Brasil se Despede de Luiz Fernando Veríssimo: Mestre da Crônica e da Ironia


O sábado amanheceu mais triste com a notícia da morte de Luiz Fernando Veríssimo, aos 88 anos, em Porto Alegre. O renomado escritor vinha enfrentando complicações de saúde desde 2021, quando sofreu um AVC, somadas às limitações impostas pelo Parkinson e outros problemas preexistentes. Sua partida encerra um capítulo na literatura brasileira, deixando um legado de crônicas, romances e personagens inesquecíveis.

Veríssimo, herdeiro literário do pai Érico, notabilizou-se pela ironia fina e texto preciso, conquistando milhões de leitores ao longo de décadas.
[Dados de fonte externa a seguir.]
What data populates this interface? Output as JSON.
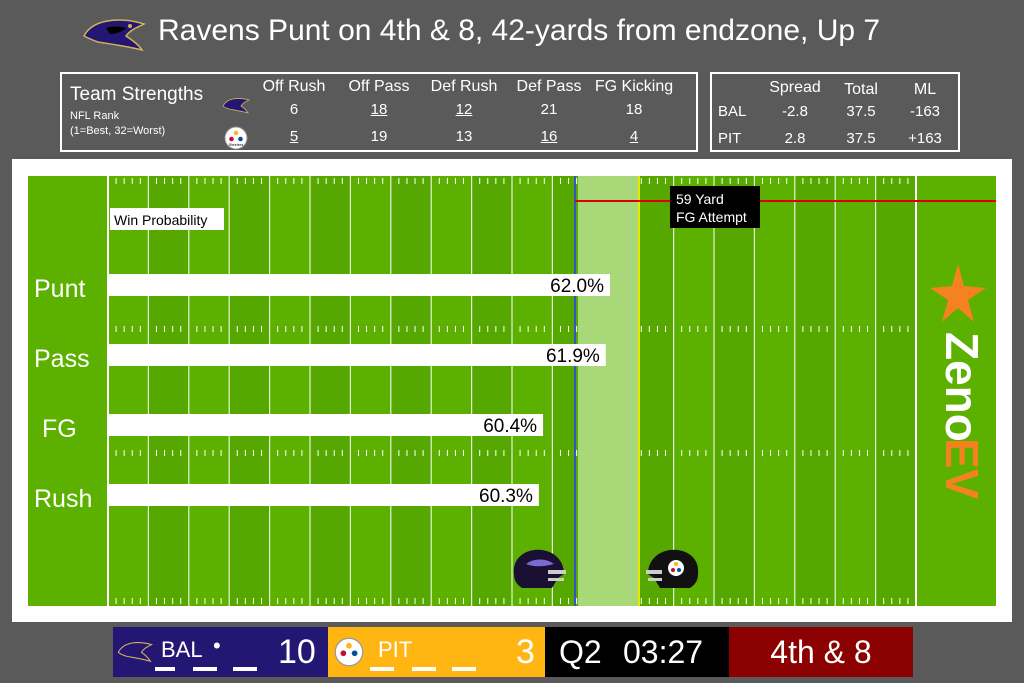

Sua obra transitava entre a crônica, a ficção e o humor, abordando temas diversos com olhar crítico e perspicaz. O escritor, que manteve colunas em importantes veículos da imprensa nacional, como O Globo, O Estado de S. Paulo e Zero Hora, deixa um vazio na cultura brasileira.

“Observador astuto e atento”, como define Luiz Thadeu Nunes e Silva, Veríssimo escreveu sobre a comédia da vida privada e a tragédia da vida pública, nada escapando ao seu olhar arguto. O autor revolucionou a crônica brasileira, dando voz a tipos universais e transformando o cotidiano em matéria-prima para suas histórias. Criou personagens memoráveis como o Analista de Bagé e a Velhinha de Taubaté, que permanecem vivos no imaginário popular.
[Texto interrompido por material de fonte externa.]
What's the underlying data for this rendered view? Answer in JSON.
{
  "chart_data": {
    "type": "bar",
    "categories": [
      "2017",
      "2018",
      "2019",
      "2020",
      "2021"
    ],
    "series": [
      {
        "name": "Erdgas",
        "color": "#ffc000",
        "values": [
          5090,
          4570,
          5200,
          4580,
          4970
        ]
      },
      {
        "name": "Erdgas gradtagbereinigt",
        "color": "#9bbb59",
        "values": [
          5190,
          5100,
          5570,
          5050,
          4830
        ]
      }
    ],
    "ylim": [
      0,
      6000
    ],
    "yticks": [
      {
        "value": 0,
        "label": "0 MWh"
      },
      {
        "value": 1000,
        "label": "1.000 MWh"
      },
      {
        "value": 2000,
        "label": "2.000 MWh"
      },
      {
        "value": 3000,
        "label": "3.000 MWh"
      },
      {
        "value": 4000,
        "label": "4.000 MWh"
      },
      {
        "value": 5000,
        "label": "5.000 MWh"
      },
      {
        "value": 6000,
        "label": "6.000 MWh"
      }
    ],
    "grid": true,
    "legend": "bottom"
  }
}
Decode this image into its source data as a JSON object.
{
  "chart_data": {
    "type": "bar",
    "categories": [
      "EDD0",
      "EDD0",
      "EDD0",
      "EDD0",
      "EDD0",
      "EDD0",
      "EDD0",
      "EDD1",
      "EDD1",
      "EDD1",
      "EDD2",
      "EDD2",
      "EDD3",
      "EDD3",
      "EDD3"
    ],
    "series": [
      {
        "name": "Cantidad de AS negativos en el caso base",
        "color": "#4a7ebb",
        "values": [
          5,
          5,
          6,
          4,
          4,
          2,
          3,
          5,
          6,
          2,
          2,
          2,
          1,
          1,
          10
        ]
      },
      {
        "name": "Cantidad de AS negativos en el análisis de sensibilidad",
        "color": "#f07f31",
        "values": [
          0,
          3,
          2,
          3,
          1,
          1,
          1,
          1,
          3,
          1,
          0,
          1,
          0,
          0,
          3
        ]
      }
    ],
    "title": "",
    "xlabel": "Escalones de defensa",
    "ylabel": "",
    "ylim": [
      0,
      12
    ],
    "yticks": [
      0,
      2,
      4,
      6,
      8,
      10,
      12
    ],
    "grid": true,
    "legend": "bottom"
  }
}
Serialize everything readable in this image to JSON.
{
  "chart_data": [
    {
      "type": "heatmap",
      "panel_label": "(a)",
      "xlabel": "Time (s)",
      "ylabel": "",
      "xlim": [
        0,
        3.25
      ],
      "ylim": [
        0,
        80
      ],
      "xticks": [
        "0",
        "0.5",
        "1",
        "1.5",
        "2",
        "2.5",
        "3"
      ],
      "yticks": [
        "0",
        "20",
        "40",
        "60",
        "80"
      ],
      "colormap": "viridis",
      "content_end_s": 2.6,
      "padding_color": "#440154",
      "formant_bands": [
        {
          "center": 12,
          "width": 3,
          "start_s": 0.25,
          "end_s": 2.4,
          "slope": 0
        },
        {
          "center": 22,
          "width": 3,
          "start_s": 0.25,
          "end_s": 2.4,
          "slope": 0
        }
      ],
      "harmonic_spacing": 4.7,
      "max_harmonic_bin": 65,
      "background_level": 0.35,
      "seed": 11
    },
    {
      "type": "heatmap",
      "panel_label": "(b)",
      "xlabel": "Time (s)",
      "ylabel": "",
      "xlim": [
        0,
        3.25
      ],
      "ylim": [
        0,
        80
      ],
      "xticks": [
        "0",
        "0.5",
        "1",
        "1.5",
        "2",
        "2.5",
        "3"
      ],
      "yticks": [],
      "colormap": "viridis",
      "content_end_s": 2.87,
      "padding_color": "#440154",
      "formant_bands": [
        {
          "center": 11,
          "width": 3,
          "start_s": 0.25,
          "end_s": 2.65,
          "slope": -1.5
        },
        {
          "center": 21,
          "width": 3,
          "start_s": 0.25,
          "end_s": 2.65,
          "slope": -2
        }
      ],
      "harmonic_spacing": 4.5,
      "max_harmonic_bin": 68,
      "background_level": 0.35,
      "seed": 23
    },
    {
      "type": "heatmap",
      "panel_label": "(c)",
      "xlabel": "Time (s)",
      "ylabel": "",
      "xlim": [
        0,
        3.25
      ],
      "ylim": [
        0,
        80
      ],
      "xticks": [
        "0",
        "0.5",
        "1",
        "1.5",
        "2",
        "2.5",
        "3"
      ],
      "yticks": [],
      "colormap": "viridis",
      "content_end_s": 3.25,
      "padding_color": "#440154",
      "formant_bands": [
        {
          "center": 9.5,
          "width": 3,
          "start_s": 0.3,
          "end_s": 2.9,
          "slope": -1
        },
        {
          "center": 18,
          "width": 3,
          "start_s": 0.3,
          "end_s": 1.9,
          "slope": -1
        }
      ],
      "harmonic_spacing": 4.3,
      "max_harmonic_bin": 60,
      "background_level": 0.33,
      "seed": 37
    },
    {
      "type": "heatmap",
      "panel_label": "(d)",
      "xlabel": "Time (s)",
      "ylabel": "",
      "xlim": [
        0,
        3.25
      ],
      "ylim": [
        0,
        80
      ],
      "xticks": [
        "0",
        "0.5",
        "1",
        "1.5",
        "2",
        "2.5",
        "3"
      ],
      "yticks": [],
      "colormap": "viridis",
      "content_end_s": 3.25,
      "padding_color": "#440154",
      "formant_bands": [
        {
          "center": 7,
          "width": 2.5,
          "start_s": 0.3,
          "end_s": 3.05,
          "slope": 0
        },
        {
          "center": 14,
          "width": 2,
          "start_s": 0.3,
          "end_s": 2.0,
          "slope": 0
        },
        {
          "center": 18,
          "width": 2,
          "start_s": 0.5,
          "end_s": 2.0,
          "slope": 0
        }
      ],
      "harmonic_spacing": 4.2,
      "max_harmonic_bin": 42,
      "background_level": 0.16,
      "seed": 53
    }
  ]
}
Ao longo de mais de 50 anos de carreira, Veríssimo publicou inúmeros livros, colaborou com programas de humor na televisão e escreveu sobre cultura, viagens e esportes. Sua posição de esquerda reformista sempre foi clara e sua influência na literatura brasileira é inegável. Como ele mesmo disse: “Ninguém é uma coisa só, todos nós somos muitos”, refletindo a complexidade e a riqueza de sua própria obra.

Veríssimo deixa um legado atemporal, marcado pela inteligência, humor e capacidade de retratar a alma brasileira. Suas frases memoráveis, como “A vida é a melhor coisa que conheço para passar o tempo” e “O mundo não é ruim, só está mal frequentado”, continuarão a ecoar, inspirando gerações futuras. O Brasil perde um de seus maiores cronistas, mas sua obra permanece viva, convidando-nos a rir de nós mesmos e a enxergar a vida com mais leveza.